Lorsque je suis arrivé pour la première fois à Gordon-Byrne, elle m'a dit que je la rattrapais dans un «moment de grande frustration». La Repair Association avait présenté des projets de loi «Fair Repair» dans quatre États: Massachusetts, Minnesota, Nebraska et New York. Ces factures invitaient les fabricants à fournir un «accès équitable» aux informations sur les services et aux pièces de rechange pour les propriétaires et les réparateurs indépendants. Mais le mois dernier, il était clair qu’aucun d’entre eux n’allait progresser, il mourrait en comité ou à la fin de la session législative. Le droit de réparer les avocats blâment les fabricants. Apple, par exemple, aurait financé des efforts de lobbying pour éliminer le projet de loi sur la réparation équitable à New York.

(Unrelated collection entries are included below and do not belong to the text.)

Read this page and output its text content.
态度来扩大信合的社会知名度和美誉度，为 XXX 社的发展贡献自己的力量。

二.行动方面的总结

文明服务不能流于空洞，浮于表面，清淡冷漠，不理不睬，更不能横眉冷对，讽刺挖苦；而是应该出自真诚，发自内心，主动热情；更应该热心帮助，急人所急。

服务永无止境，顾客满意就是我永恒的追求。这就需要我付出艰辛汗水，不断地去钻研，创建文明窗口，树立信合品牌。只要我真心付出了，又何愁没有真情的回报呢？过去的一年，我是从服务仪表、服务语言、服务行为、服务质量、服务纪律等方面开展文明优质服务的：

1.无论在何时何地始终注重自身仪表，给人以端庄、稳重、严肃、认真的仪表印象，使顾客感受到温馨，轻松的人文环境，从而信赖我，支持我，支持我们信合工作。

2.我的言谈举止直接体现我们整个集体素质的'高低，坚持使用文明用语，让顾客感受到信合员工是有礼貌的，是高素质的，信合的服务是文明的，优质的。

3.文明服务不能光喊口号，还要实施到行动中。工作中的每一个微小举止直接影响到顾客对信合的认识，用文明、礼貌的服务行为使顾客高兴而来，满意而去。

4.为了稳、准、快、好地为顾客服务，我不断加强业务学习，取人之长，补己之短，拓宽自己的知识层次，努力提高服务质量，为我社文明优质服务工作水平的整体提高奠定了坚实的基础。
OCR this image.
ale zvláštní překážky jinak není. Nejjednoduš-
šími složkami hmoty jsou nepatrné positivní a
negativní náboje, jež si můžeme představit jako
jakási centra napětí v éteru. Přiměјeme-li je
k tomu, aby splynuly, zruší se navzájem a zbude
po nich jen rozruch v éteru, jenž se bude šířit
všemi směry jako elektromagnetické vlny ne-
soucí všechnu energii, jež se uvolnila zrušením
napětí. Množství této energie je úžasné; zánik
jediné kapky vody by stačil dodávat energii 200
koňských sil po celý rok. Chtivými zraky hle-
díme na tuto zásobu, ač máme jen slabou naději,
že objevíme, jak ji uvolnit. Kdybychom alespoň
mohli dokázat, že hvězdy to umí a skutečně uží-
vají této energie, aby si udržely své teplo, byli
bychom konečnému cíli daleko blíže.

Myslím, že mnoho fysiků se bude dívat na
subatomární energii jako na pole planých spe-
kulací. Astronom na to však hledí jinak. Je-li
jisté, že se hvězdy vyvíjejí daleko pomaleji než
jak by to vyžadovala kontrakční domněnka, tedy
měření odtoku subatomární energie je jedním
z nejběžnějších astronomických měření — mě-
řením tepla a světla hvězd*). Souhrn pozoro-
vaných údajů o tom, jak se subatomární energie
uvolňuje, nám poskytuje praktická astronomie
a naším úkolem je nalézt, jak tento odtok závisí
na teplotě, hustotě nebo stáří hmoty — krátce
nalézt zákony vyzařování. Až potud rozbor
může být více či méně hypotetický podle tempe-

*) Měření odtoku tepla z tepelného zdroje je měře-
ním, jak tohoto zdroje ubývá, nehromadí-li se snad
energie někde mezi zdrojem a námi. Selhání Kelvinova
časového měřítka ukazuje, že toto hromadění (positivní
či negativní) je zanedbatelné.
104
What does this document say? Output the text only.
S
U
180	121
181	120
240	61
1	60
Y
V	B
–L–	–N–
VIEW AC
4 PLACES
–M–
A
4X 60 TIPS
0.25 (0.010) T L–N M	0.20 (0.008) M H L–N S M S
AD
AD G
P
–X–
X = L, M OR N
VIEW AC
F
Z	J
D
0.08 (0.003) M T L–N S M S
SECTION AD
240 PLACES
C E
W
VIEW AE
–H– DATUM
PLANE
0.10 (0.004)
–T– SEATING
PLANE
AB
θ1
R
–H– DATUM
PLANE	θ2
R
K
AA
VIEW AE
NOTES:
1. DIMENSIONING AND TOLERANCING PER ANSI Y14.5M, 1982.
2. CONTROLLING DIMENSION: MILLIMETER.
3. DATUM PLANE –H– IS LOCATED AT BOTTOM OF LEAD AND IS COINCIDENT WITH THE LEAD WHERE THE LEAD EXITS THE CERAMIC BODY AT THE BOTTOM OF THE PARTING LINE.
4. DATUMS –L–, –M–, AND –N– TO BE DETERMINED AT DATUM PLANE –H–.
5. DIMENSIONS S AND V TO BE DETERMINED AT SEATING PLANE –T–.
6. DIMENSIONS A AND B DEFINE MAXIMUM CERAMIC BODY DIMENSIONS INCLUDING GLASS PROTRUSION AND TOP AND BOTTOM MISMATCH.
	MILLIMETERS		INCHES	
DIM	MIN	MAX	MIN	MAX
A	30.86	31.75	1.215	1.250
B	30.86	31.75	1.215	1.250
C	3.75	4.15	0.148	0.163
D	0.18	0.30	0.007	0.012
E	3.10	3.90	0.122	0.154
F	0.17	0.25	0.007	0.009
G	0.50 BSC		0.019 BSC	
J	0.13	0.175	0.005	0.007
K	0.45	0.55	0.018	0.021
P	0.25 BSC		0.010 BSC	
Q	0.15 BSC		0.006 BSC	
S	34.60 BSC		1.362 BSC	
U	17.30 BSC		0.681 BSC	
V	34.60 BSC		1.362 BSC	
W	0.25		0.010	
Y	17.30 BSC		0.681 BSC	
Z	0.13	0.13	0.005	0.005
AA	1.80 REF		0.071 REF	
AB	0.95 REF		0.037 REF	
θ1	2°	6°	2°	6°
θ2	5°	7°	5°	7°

Gordon-Byrne dit qu'elle espère toujours que des projets de loi similaires seront adoptés lors des prochaines sessions. Elle et d’autres défenseurs du droit de réparer s’inspirent des récents événements de l’industrie automobile. En 2012, le Massachusetts a adopté une loi obligeant les constructeurs automobiles à fournir aux ateliers de réparation indépendants les mêmes outils de diagnostic que ceux proposés aux réparateurs agréés. En 2014, l'industrie automobile, voyant que d'autres États adopteraient probablement une législation similaire, a accepté de diffuser les mêmes données à l'échelle nationale d'ici 2018.

Si les projets de loi sur la réparation équitable commencent à être adoptés dans certains États, le droit de réparer les avocats espère que cela provoquera un changement semblable dans l'industrie électronique.

«Les fabricants ne pourront pas continuer dans cette voie pour toujours», déclare Wiens. "C'est juste une question de temps."